Former professional football player, Dana Stubblefield and his attorney, Mike Armstrong have a rival off the playing field and instead in federal court.  Stubblefield is one of several athletes (former and present) that have fallen under a federal probe involving an investigation into a steroid distribution ring.  He is the first football player indicted on any charges.  His charge? Lying to an IRS agent about his steroid use.  His opponent? The United States of America.  Stubblefield had given testimony before a grand jury, referred to as the BALCO or Bay Area Laboratory Cooperative grand jury back in November 2003.

Though not stated overtly, the indictments sought at that time were most likely surrounding the sale and distribution of said steroids, the use of them and lies surrounding such, though have led a number of athletes down a long legal road.  Similarly Barry Bonds is awaiting the outcome of his trial where he has been charged with and pled not guilty to perjury and obstruction of justice.

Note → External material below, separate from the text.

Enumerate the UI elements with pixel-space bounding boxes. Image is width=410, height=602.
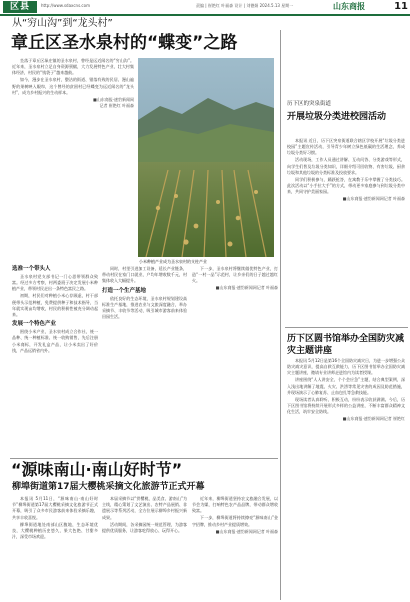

Stubblefield is looking at a plea agreement that would have him spend zero to six months in prison.

The former NFL defensive player of the year in 1997 was fined by the NFL (but not suspended) for testing positive, but in the legal jungle, he will find himself more than just fined and definitely not getting any awards for withholding his personal information.

Since the failed drug test back when Stubblefield was playing for the San Francisco 49ers, the NFL has added the type of steroid that he was using (THG) to its banned substance list.  But, at the time he was tested, it was not on the list, therefore had little sanctions and no effect on his career.

The legal sanctions, however, of him not supplying information about his own substance use will mar the successes he has had in his years as a great athlete.  It seems that the federal investigation would center around the suppliers and distributors of the drugs and not make a public spectacle of the athletes that due to age, injury, of increasing pressure to perform decide to harm their own bodies for short-term gain.

Not only will these athletes run the risk of serious health problems from performance-enhancing drugs, but now some, like Bonds and Stubblefield will be labeled and possibly ruined from the abuse of process by federal prosecutors in their overzealous attempt to draw attention to the steroid issue.  But, isn’t the use of performance enhancing chemicals a personal choice to some extent?  Viagra and Cialis are “performance enhancing”, so to speak, so what is the difference here?

This leaves lingering questions about the media frenzy that has been created by this investigation and its real world relevance to legal issues.  If THG was marketed by a pharmaceutical company for its effects on stamina or as part of an exercise regimen, there would be no case.  But in some quasi-twilight zone, the rules have been made.  But, who is making them?  The rule is that Viagra is ok, any drug that is approved by the FDA is ok, Zoloft and Paxil help people perform better without their depression.  Who is the authority on what is alright to use.  It seems here that the industry of sport is on trial.  I question this.

Do people think that all athletes must be born and not made?  Most people realize that training and extreme diligence is a part of athletic performance.  Athletes are born and made.  But, this doesn’t fit into the American ideal of the hero.  So it seems our culture is making the laws.  Is it right to ruin the legends of these former and current stars just to make headlines and bring about more questions about the “ethics” of sports.  It is of my opininion that it is not.